George FORD, et al., appellants, v. Philip SIVILLI, et al., defendants, Michael Gregory, et al., respondents.
In an action, inter alia, to recover damages for fraud, the plaintiffs appeal from an order of the Supreme Court, Nassau County (Phelan, J.), dated March 17, 2003, which granted the motion of the defendants Michael Gregory and Michael A. Angelone to dismiss the complaint insofar as asserted against them pursuant to CPLR 3211(a)(7) for failure to state a cause of action.
ORDERED that the order is affirmed, with costs.
During the course of negotiations in July 2002 to sell their house in Oceanside to the plaintiffs, the defendant owners Philip Sivilli and Antoinette Sivilli (hereinafter the owners) hired the defendant Michael Gregory to expedite their application for a certificate of occupancy for extensions to their house.
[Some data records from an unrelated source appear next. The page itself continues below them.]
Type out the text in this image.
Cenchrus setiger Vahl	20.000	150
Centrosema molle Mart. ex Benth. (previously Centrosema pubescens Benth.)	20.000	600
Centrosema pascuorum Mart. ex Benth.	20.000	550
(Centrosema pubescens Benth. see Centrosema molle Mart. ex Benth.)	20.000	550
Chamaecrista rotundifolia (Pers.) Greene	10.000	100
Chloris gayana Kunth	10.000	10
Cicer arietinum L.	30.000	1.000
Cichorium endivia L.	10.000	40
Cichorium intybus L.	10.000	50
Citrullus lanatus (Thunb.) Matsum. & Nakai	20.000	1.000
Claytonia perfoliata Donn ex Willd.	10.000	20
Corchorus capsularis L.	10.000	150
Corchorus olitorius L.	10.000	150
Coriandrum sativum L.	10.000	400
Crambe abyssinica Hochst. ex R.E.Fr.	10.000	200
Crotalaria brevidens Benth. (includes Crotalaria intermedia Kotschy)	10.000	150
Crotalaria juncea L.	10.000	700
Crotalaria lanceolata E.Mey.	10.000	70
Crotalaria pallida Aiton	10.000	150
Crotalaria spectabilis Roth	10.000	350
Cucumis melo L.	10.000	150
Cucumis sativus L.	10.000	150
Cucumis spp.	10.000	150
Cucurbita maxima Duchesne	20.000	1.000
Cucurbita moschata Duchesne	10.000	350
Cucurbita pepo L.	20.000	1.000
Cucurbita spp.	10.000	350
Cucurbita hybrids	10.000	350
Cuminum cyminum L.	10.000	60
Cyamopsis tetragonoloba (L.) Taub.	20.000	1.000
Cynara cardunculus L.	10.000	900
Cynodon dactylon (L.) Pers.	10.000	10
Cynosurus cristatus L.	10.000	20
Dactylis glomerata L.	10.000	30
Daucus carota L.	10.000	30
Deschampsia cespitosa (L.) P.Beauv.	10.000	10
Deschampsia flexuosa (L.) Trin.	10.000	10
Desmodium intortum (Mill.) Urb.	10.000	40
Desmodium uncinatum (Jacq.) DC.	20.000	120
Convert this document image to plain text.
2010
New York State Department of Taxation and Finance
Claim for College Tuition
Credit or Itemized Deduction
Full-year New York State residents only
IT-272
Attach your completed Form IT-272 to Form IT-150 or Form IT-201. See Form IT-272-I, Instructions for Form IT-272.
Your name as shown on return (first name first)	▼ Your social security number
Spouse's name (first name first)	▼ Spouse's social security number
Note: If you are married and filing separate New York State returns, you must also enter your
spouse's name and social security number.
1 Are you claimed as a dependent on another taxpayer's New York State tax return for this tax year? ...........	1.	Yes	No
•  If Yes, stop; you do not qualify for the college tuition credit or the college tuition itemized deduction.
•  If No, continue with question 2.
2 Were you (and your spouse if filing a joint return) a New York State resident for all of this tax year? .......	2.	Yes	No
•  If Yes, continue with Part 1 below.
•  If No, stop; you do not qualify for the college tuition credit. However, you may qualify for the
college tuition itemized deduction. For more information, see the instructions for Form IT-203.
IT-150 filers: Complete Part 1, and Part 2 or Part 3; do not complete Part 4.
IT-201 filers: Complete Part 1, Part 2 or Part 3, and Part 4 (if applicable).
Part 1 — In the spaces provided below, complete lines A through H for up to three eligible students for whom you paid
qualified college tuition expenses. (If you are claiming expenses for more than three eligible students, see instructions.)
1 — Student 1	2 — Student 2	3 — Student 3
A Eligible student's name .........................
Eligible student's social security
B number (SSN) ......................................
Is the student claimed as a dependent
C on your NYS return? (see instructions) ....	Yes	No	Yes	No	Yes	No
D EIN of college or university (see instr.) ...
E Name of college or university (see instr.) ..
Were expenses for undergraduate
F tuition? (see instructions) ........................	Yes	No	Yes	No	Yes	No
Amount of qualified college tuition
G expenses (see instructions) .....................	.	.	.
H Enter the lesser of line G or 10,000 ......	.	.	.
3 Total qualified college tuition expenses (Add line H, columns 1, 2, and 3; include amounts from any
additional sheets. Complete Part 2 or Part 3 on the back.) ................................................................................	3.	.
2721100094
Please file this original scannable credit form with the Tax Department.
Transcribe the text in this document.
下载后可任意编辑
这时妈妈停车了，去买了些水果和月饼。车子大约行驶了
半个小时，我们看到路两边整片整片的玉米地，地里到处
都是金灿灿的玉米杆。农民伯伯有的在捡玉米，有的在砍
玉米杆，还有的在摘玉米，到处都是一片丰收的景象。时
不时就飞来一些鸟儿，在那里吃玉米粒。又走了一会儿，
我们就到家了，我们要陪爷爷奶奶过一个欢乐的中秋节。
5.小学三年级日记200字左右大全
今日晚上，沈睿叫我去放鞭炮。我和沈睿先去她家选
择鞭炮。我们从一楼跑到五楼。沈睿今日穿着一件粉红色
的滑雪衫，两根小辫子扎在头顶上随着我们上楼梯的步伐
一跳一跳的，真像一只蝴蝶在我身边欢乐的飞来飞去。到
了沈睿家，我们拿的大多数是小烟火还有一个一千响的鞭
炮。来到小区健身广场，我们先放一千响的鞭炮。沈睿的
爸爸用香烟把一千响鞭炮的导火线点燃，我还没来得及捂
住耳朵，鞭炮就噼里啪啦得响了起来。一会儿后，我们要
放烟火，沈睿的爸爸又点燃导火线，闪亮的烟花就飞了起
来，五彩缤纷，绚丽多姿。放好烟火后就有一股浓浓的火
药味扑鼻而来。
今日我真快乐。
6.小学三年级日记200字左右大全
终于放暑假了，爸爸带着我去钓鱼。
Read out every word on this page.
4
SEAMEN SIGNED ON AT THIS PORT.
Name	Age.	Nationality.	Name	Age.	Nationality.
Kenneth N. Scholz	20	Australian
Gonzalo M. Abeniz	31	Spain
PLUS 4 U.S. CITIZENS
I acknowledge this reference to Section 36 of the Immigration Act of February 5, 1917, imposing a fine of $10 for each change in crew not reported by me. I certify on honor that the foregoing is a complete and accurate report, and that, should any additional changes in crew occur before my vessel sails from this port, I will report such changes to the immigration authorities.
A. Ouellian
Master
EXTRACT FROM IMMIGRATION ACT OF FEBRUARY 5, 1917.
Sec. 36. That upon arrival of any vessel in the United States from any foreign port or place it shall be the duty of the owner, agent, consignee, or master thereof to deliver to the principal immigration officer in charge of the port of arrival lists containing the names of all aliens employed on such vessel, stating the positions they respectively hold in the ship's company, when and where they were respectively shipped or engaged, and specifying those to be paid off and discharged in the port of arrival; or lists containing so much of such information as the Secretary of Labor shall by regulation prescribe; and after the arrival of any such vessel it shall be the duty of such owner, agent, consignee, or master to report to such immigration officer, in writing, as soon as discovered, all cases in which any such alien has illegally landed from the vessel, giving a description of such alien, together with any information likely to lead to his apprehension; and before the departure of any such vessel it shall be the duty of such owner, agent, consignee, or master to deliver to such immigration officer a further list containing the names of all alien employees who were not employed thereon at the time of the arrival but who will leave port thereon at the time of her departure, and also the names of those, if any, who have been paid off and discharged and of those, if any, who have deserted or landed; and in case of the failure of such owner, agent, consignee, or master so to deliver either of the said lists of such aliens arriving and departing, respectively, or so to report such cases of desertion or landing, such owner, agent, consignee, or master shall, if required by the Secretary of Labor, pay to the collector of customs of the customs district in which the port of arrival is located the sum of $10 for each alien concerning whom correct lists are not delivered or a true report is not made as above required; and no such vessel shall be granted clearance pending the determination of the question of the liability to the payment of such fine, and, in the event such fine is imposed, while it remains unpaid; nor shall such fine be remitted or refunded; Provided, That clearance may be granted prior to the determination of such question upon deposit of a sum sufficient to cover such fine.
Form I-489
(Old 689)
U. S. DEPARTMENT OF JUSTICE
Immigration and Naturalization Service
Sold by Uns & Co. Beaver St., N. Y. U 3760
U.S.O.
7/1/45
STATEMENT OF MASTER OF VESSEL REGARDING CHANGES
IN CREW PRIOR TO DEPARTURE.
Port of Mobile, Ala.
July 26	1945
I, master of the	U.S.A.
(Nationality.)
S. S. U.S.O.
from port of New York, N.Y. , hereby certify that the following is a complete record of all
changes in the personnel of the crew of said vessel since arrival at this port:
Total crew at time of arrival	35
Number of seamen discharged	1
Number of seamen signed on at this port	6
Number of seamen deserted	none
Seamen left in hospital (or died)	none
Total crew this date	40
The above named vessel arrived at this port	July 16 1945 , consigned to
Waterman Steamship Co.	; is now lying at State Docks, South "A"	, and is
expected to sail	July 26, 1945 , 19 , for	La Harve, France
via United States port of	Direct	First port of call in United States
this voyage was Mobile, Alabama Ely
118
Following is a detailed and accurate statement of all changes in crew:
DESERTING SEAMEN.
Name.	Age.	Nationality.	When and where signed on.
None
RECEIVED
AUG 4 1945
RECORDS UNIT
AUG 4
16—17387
The owners had built the extensions approximately 40 years earlier. Gregory hired the defendant Michael A. Angelone, an architect, to prepare architectural drawings. In August 2002 the drawings were submitted to the Town of Hempstead with a letter signed by both Gregory and Angelone, stating that the extensions were built by the owners “approximately 40 years ago,” the drawings were based upon visual inspection of the finished structures with “non-destructive testing,” and the owners “provided some insight into the dimensions of some questionable hidden members.”
On September 4, 2002, the plaintiffs and the owners entered into a contract of sale which required the owners to provide the plaintiffs with a certificate of occupancy or certificate of zoning compliance at the closing. Thereafter, on October 8, 2002, the Town issued a certificate stating that its Department of Buildings had inspected the structures and found them “to be substantially in compliance with the provisions of the Town of Hempstead Buildings Zone Ordinance.” Shortly after the plaintiffs took title to the property, a roof on the extensions collapsed and the plaintiffs commenced this action to recover damages for fraud and negligent misrepresentation alleging, inter alia, that Gregory and Angelone submitted false plans to the Town and either knew of their falsity or should have known of their falsity “had they performed their duties honestly and with due care.”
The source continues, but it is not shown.